Array Concatenation?

Is there a way to concatenate two arrays or lists easily? Like, if I have an array A = [1, 2] and an array B = [3, 4], is there any operation I can perform on A and B to easily get a result of [1, 2, 3, 4]?

Hi Vanessa —

For lists, I think you can use the second append() method overload listed at: List — Chapel Documentation 1.29

For arrays, there's no built-in append/concatenate method. Here's one way to make it happen:

var A = [1, 2];
var B = [3, 4];

var totsize = A.size + B.size;
var C: [0..<totsize] A.eltType;
C[0..<A.size] = A;
C[A.size..] = B;

writeln(C);

Or using 1-based indexing:

var A = [1, 2];
var B = [3, 4];

var totsize = A.size + B.size;
var C: [1..totsize] A.eltType;
C[1..A.size] = A;
C[A.size+1..] = B;
writeln(C);

-Brad

1 Like

Thanks Brad!

Do you see an array concatenation operator being implemented in Chapel in the future?

It's not something we've considered... Array reallocation tends to be expensive (whereas our list implementation is designed to grow over time), which I believe is why we don't support one currently. But if you (or someone else reading) wanted to champion it, filing a feature request issue on our GitHub repo would completely be fair game.

-Brad

Where is the best reference to learn to use Chapel lists. The specification

https://chapel-lang.org/docs/modules/standard/List.html

is what you would use once you know how to exloit a list i CHapel. The examples in the release are a bit hard to use as a learning tool. I cannot find a primer but maybe I am searching poorly.

Thanks ...

Hi Vanessa,

Do you have some more extensive examples of where you might want to append/concatentate arrays.

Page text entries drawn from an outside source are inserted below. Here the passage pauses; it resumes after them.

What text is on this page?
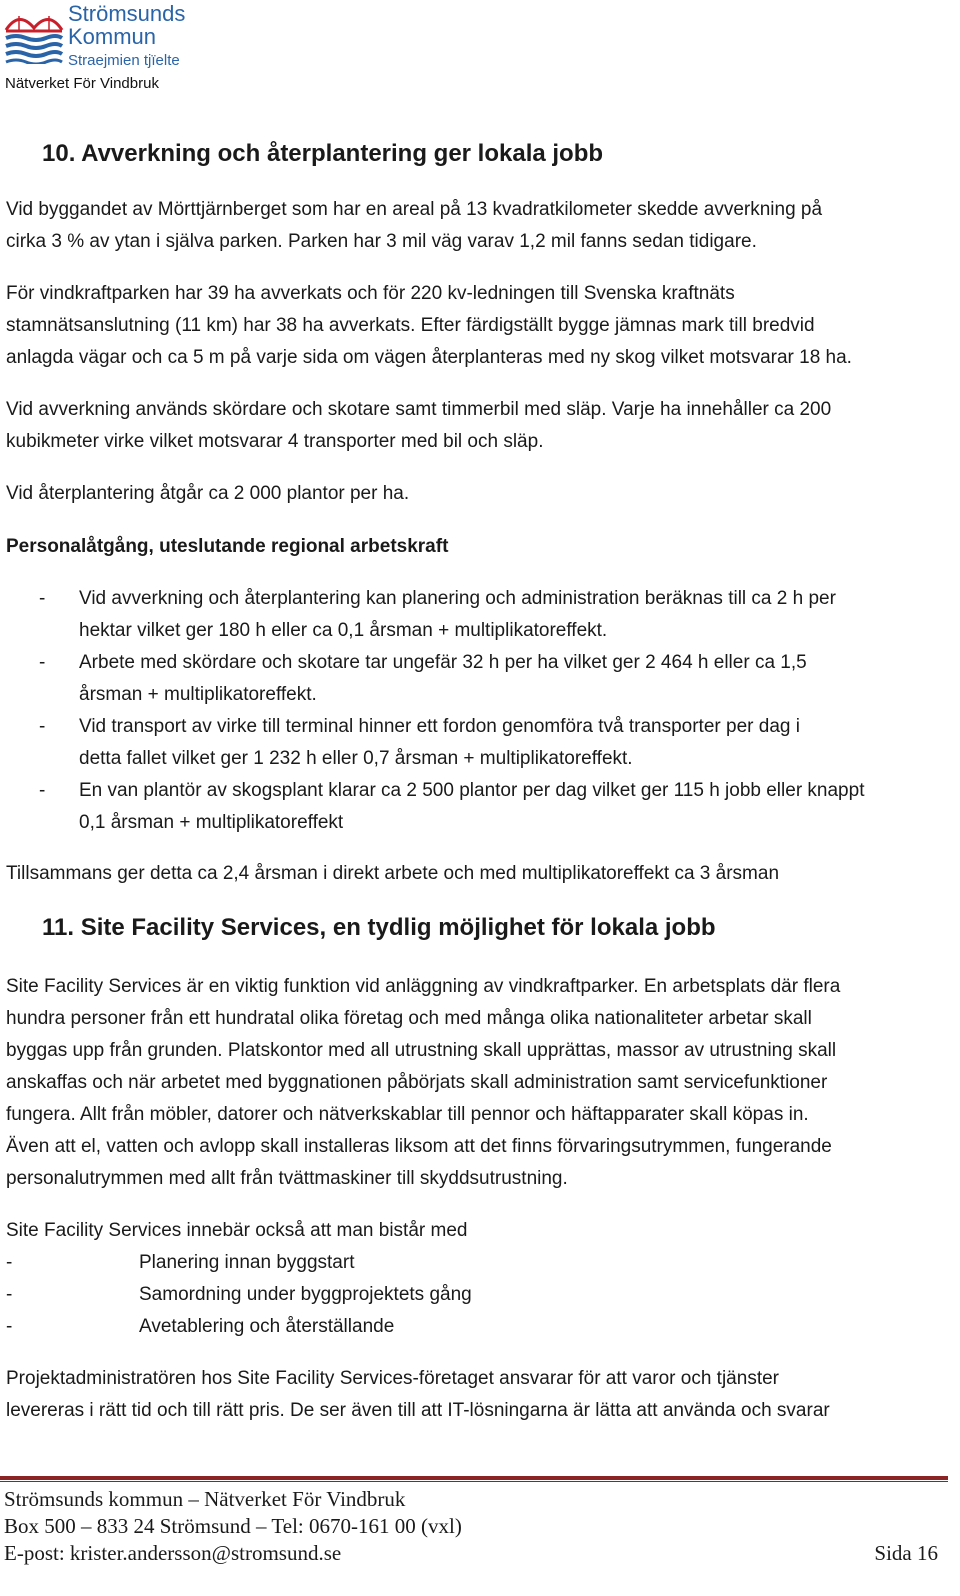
Strömsunds
Kommun
Straejmien tjïelte
Nätverket För Vindbruk
10. Avverkning och återplantering ger lokala jobb
Vid byggandet av Mörttjärnberget som har en areal på 13 kvadratkilometer skedde avverkning på
cirka 3 % av ytan i själva parken. Parken har 3 mil väg varav 1,2 mil fanns sedan tidigare.
För vindkraftparken har 39 ha avverkats och för 220 kv-ledningen till Svenska kraftnäts
stamnätsanslutning (11 km) har 38 ha avverkats. Efter färdigställt bygge jämnas mark till bredvid
anlagda vägar och ca 5 m på varje sida om vägen återplanteras med ny skog vilket motsvarar 18 ha.
Vid avverkning används skördare och skotare samt timmerbil med släp. Varje ha innehåller ca 200
kubikmeter virke vilket motsvarar 4 transporter med bil och släp.
Vid återplantering åtgår ca 2 000 plantor per ha.
Personalåtgång, uteslutande regional arbetskraft
- Vid avverkning och återplantering kan planering och administration beräknas till ca 2 h per
hektar vilket ger 180 h eller ca 0,1 årsman + multiplikatoreffekt.
- Arbete med skördare och skotare tar ungefär 32 h per ha vilket ger 2 464 h eller ca 1,5
årsman + multiplikatoreffekt.
- Vid transport av virke till terminal hinner ett fordon genomföra två transporter per dag i
detta fallet vilket ger 1 232 h eller 0,7 årsman + multiplikatoreffekt.
- En van plantör av skogsplant klarar ca 2 500 plantor per dag vilket ger 115 h jobb eller knappt
0,1 årsman + multiplikatoreffekt
Tillsammans ger detta ca 2,4 årsman i direkt arbete och med multiplikatoreffekt ca 3 årsman
11. Site Facility Services, en tydlig möjlighet för lokala jobb
Site Facility Services är en viktig funktion vid anläggning av vindkraftparker. En arbetsplats där flera
hundra personer från ett hundratal olika företag och med många olika nationaliteter arbetar skall
byggas upp från grunden. Platskontor med all utrustning skall upprättas, massor av utrustning skall
anskaffas och när arbetet med byggnationen påbörjats skall administration samt servicefunktioner
fungera. Allt från möbler, datorer och nätverkskablar till pennor och häftapparater skall köpas in.
Även att el, vatten och avlopp skall installeras liksom att det finns förvaringsutrymmen, fungerande
personalutrymmen med allt från tvättmaskiner till skyddsutrustning.
Site Facility Services innebär också att man bistår med
-	Planering innan byggstart
-	Samordning under byggprojektets gång
-	Avetablering och återställande
Projektadministratören hos Site Facility Services-företaget ansvarar för att varor och tjänster
levereras i rätt tid och till rätt pris. De ser även till att IT-lösningarna är lätta att använda och svarar
Strömsunds kommun – Nätverket För Vindbruk
Box 500 – 833 24 Strömsund – Tel: 0670-161 00 (vxl)
E-post: krister.andersson@stromsund.se	Sida 16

With pre-empting what they might show, I think that Brad's approach is likely to be far more efficient, at least for the types of problems I encounter - which is not necessarily the same as what you encounter.

Damian, how does this primer look to you?

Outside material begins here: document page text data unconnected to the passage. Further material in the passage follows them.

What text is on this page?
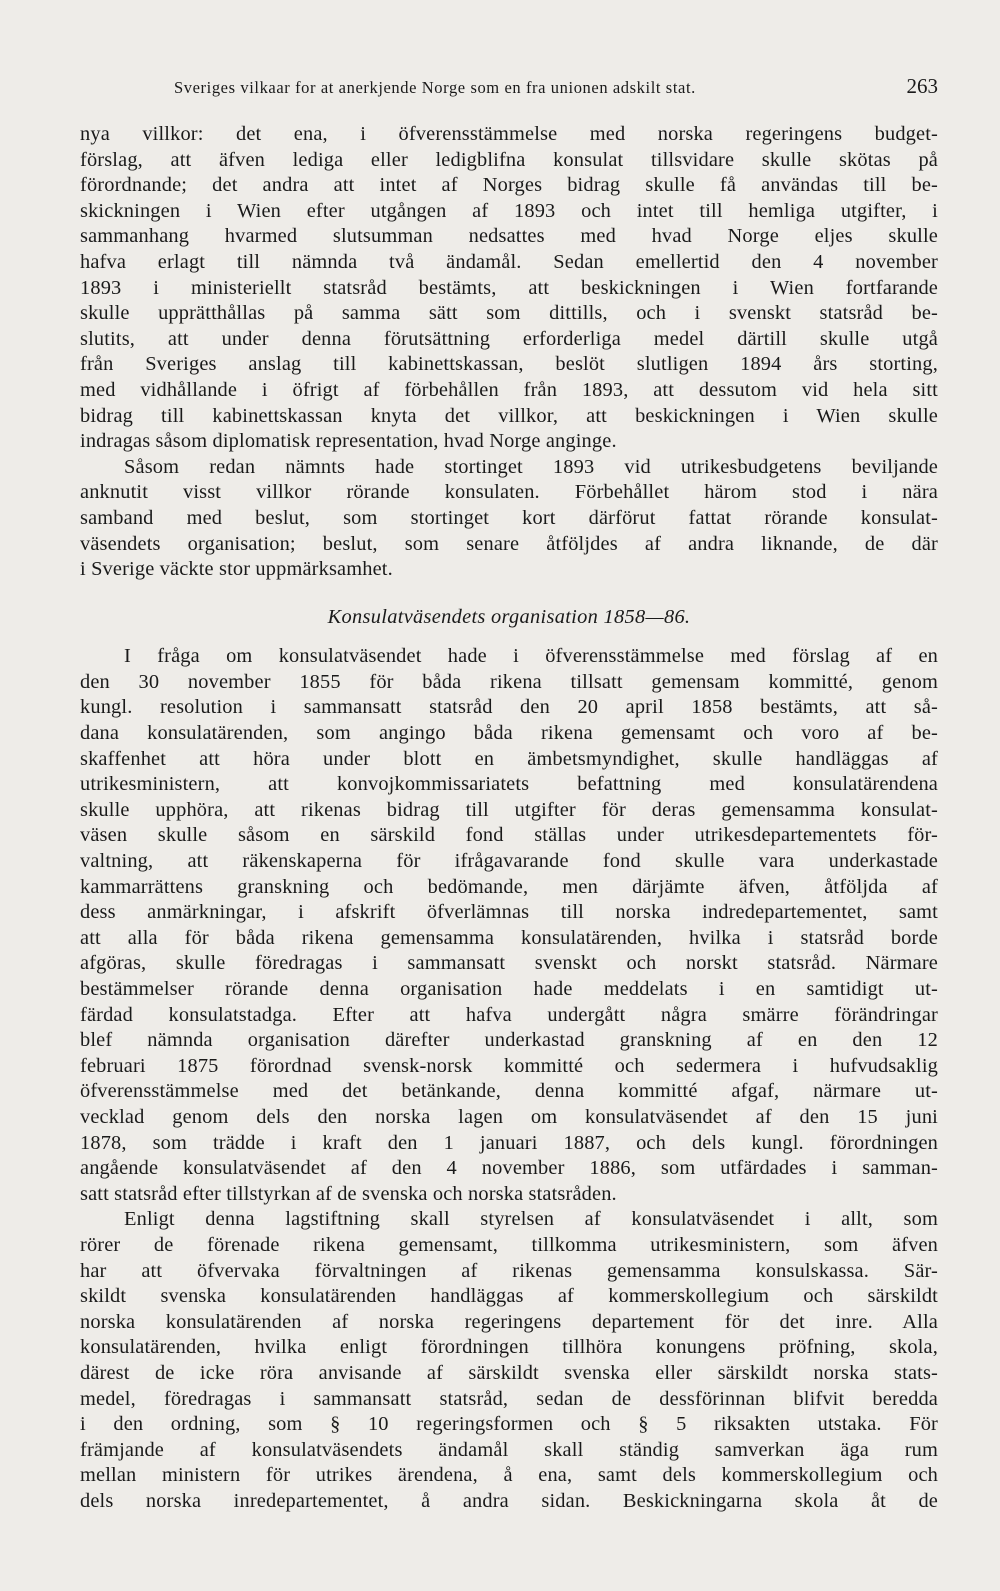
Sveriges vilkaar for at anerkjende Norge som en fra unionen adskilt stat.	263
nya villkor: det ena, i öfverensstämmelse med norska regeringens budget-
förslag, att äfven lediga eller ledigblifna konsulat tillsvidare skulle skötas på
förordnande; det andra att intet af Norges bidrag skulle få användas till be-
skickningen i Wien efter utgången af 1893 och intet till hemliga utgifter, i
sammanhang hvarmed slutsumman nedsattes med hvad Norge eljes skulle
hafva erlagt till nämnda två ändamål. Sedan emellertid den 4 november
1893 i ministeriellt statsråd bestämts, att beskickningen i Wien fortfarande
skulle upprätthållas på samma sätt som dittills, och i svenskt statsråd be-
slutits, att under denna förutsättning erforderliga medel därtill skulle utgå
från Sveriges anslag till kabinettskassan, beslöt slutligen 1894 års storting,
med vidhållande i öfrigt af förbehållen från 1893, att dessutom vid hela sitt
bidrag till kabinettskassan knyta det villkor, att beskickningen i Wien skulle
indragas såsom diplomatisk representation, hvad Norge anginge.
Såsom redan nämnts hade stortinget 1893 vid utrikesbudgetens beviljande
anknutit visst villkor rörande konsulaten. Förbehållet härom stod i nära
samband med beslut, som stortinget kort därförut fattat rörande konsulat-
väsendets organisation; beslut, som senare åtföljdes af andra liknande, de där
i Sverige väckte stor uppmärksamhet.
Konsulatväsendets organisation 1858—86.
I fråga om konsulatväsendet hade i öfverensstämmelse med förslag af en
den 30 november 1855 för båda rikena tillsatt gemensam kommitté, genom
kungl. resolution i sammansatt statsråd den 20 april 1858 bestämts, att så-
dana konsulatärenden, som angingo båda rikena gemensamt och voro af be-
skaffenhet att höra under blott en ämbetsmyndighet, skulle handläggas af
utrikesministern, att konvojkommissariatets befattning med konsulatärendena
skulle upphöra, att rikenas bidrag till utgifter för deras gemensamma konsulat-
väsen skulle såsom en särskild fond ställas under utrikesdepartementets för-
valtning, att räkenskaperna för ifrågavarande fond skulle vara underkastade
kammarrättens granskning och bedömande, men därjämte äfven, åtföljda af
dess anmärkningar, i afskrift öfverlämnas till norska indredepartementet, samt
att alla för båda rikena gemensamma konsulatärenden, hvilka i statsråd borde
afgöras, skulle föredragas i sammansatt svenskt och norskt statsråd. Närmare
bestämmelser rörande denna organisation hade meddelats i en samtidigt ut-
färdad konsulatstadga. Efter att hafva undergått några smärre förändringar
blef nämnda organisation därefter underkastad granskning af en den 12
februari 1875 förordnad svensk-norsk kommitté och sedermera i hufvudsaklig
öfverensstämmelse med det betänkande, denna kommitté afgaf, närmare ut-
vecklad genom dels den norska lagen om konsulatväsendet af den 15 juni
1878, som trädde i kraft den 1 januari 1887, och dels kungl. förordningen
angående konsulatväsendet af den 4 november 1886, som utfärdades i samman-
satt statsråd efter tillstyrkan af de svenska och norska statsråden.
Enligt denna lagstiftning skall styrelsen af konsulatväsendet i allt, som
rörer de förenade rikena gemensamt, tillkomma utrikesministern, som äfven
har att öfvervaka förvaltningen af rikenas gemensamma konsulskassa. Sär-
skildt svenska konsulatärenden handläggas af kommerskollegium och särskildt
norska konsulatärenden af norska regeringens departement för det inre. Alla
konsulatärenden, hvilka enligt förordningen tillhöra konungens pröfning, skola,
därest de icke röra anvisande af särskildt svenska eller särskildt norska stats-
medel, föredragas i sammansatt statsråd, sedan de dessförinnan blifvit beredda
i den ordning, som § 10 regeringsformen och § 5 riksakten utstaka. För
främjande af konsulatväsendets ändamål skall ständig samverkan äga rum
mellan ministern för utrikes ärendena, å ena, samt dels kommerskollegium och
dels norska inredepartementet, å andra sidan. Beskickningarna skola åt de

https://chapel-lang.org/docs/primers/listOps.html

Brad, I can imagine an array concatenation operation that produces an iterable, so that there is no storage cost unless the user chooses to store the result in a variable.

Vanessa, the + operator on arrays is an element-wise promoted addition, so we could not use it to indicate concatenation.

1 Like

Thanks Vass. I finally found that primer myself late last night. For some reason, my search skills through the Chapel documentation is poor.

I might be slow, but I think that most of that primer's content should be at the start of the main doco.The primer needs to go into a little more detail. I am still trying to figure out how to use the operators or even what the last few actually do. That said, I almost never use a list in my own work, certainly in the context of my work which is dominated by array work. But Vanessa might work in a different area where they are needed.

Damian —

Our documentation that's generated from module code / chpldoc does not support automated testing today, which is the main reason there aren't many examples in the documentation outside of the spec and primer. This is something we'd like to enable but have not yet, and the following issue captures the desire:

-Brad

Thanks for that information Brad. I figured it was something you had well in hand.

There is an existing issue (8802) requesting array concatenation, though it hasn't had any activity in a few years.